I swear there's a post where she plans to kill Vestec eventually, only because he had made Ashlings.
It's on page 6. She got angry (as always, forever, about everything) but her main motive was still to find Vestec and 'cleanse' him, or at least, that's what I wrote.
My writing is a hot mess of character inconsistency, overhyped tantrums, and elaborate descriptions of meat.
Jvan's only solution is to kill things. VESTEC DOES SOMETHING? BETTER KILL HIM EVENTUALLY. VOWZRA STEALS SLOUGH? BETTER KILL HIM EVENTUALLY TOO. TEKNALL HAS MADE SOMETHING. HE MUST DIE.
This is actually a first for her!

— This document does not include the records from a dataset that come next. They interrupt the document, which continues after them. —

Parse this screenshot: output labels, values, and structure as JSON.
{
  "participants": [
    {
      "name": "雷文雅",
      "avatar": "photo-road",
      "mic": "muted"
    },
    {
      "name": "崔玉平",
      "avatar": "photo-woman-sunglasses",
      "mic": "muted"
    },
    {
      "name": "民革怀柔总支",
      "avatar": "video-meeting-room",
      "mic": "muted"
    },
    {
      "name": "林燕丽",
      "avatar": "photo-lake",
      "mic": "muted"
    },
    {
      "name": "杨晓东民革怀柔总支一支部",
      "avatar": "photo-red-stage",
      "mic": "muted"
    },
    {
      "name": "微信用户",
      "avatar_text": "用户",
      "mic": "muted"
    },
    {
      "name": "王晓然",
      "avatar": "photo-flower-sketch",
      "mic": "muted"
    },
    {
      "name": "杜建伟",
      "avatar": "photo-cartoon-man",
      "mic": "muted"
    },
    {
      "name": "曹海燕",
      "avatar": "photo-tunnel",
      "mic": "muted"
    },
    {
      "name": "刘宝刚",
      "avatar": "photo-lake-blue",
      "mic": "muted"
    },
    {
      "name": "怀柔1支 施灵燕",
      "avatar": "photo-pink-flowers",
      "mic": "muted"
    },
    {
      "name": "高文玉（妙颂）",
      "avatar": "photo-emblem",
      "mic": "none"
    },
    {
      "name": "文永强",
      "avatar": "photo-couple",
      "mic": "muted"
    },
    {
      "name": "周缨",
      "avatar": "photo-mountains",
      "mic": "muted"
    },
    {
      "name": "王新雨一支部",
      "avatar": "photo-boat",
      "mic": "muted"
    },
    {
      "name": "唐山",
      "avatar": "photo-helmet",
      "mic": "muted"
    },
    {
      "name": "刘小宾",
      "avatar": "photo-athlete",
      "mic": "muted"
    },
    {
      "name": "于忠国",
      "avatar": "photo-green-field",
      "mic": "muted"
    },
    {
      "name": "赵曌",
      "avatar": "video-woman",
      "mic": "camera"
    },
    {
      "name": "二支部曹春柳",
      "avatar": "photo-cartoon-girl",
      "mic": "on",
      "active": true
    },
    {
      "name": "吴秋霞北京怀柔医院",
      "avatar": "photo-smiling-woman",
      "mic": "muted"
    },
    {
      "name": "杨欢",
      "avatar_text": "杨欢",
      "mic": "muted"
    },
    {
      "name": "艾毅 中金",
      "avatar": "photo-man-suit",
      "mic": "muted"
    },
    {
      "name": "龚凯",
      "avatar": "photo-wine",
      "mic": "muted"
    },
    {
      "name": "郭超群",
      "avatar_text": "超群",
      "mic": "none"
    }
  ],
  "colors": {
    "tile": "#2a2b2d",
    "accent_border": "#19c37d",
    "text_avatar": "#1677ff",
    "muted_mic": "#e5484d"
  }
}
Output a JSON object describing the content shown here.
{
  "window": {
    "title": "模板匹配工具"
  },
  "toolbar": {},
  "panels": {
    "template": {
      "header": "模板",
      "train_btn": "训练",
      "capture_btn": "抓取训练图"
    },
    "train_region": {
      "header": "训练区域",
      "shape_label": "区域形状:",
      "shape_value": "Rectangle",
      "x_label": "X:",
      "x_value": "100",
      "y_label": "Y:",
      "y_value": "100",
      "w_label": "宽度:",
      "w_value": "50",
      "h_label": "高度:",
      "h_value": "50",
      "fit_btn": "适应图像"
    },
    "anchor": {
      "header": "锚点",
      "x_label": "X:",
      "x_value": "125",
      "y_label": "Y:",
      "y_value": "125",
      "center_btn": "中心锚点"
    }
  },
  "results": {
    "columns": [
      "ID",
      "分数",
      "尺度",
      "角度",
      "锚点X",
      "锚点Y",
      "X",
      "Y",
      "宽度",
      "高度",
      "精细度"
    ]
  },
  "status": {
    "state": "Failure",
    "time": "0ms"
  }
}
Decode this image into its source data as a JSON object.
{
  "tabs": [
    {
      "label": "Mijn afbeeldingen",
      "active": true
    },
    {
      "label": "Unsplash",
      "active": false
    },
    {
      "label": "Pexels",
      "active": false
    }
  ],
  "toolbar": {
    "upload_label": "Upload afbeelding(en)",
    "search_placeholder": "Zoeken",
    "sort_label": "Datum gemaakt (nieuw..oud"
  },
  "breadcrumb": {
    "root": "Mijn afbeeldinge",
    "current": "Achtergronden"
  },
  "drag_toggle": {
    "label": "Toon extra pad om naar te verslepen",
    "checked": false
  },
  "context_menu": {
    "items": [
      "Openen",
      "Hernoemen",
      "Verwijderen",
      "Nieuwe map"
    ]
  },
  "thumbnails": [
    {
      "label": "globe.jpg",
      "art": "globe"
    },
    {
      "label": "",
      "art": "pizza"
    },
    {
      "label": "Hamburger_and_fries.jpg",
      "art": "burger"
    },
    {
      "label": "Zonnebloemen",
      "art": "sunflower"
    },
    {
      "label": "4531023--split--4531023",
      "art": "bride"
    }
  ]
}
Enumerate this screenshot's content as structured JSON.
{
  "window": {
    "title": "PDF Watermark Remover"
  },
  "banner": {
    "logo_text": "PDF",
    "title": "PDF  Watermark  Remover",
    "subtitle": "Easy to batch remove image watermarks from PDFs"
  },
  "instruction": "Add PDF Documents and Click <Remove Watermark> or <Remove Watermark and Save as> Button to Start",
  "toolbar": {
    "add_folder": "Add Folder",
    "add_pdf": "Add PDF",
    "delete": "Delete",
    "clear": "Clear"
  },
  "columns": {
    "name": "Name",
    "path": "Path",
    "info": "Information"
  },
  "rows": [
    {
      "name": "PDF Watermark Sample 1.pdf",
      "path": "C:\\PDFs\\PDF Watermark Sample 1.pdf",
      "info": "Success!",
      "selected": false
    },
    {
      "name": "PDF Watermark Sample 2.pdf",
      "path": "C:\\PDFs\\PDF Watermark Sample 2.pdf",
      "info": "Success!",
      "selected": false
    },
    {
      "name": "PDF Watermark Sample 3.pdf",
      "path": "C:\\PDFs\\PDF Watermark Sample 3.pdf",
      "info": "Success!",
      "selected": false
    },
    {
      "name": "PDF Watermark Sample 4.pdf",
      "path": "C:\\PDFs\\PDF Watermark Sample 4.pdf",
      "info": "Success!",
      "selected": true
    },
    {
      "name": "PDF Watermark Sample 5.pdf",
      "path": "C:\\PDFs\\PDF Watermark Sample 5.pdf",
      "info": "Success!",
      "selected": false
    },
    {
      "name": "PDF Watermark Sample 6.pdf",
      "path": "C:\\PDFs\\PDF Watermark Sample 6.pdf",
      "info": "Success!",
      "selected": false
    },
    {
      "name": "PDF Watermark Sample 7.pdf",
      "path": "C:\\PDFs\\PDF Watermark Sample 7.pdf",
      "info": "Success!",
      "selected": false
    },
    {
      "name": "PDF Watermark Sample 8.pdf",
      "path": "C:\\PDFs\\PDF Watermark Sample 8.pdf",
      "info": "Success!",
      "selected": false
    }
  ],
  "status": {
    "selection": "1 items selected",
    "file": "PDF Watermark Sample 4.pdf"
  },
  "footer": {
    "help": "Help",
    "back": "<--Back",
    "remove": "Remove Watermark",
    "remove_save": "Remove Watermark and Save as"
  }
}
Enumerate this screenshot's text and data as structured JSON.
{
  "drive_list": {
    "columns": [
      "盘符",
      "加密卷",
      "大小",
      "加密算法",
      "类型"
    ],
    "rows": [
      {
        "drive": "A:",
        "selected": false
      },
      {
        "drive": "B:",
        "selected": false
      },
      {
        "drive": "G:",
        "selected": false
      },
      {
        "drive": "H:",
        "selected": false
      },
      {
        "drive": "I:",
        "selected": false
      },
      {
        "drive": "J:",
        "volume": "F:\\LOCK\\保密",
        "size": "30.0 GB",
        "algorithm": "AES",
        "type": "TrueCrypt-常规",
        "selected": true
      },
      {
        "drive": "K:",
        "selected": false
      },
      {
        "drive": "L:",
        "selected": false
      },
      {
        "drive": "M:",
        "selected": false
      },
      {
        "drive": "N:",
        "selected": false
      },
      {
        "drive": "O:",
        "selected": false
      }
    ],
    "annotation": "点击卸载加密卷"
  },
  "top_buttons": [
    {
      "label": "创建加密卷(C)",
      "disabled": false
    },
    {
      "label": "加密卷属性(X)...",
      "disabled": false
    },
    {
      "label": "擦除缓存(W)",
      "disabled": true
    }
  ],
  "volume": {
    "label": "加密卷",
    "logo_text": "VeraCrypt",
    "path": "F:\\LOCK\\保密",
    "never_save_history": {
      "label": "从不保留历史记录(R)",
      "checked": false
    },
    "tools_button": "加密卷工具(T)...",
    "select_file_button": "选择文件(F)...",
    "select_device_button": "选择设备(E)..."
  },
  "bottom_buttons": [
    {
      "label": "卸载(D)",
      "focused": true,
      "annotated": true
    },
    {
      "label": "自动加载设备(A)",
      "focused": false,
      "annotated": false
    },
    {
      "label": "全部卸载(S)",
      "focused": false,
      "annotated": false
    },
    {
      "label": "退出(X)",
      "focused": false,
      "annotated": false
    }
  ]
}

She's never before wanted to actually kill someone, only repair or alter them by force (other than the Elementals, but there are tonnes of those anyway and they don't need to breed to replenish their numbers). Vowzra's made personal attacks on her or what she cares about three or four times now, though, and locked up Slough, so he's probably beyond hope.
Heartworm's vehicle drooped a little and then stiffened again, a tired little full-body nod. "Wise enough call, dear muse. We each have our style." Of course Illunabar had been the first to come, and of course her own view mimicked Jvan's reluctance to intervene. Were they not sisters? Yes, and the Rottenbone was its own artist. Let there be collaboration; Let there also be diversity.
But there are those, ever, who wish to stifle diversity and crush it underfoot.
At least this time, the Timeless Abomination did not hide his true face with mockery and jest.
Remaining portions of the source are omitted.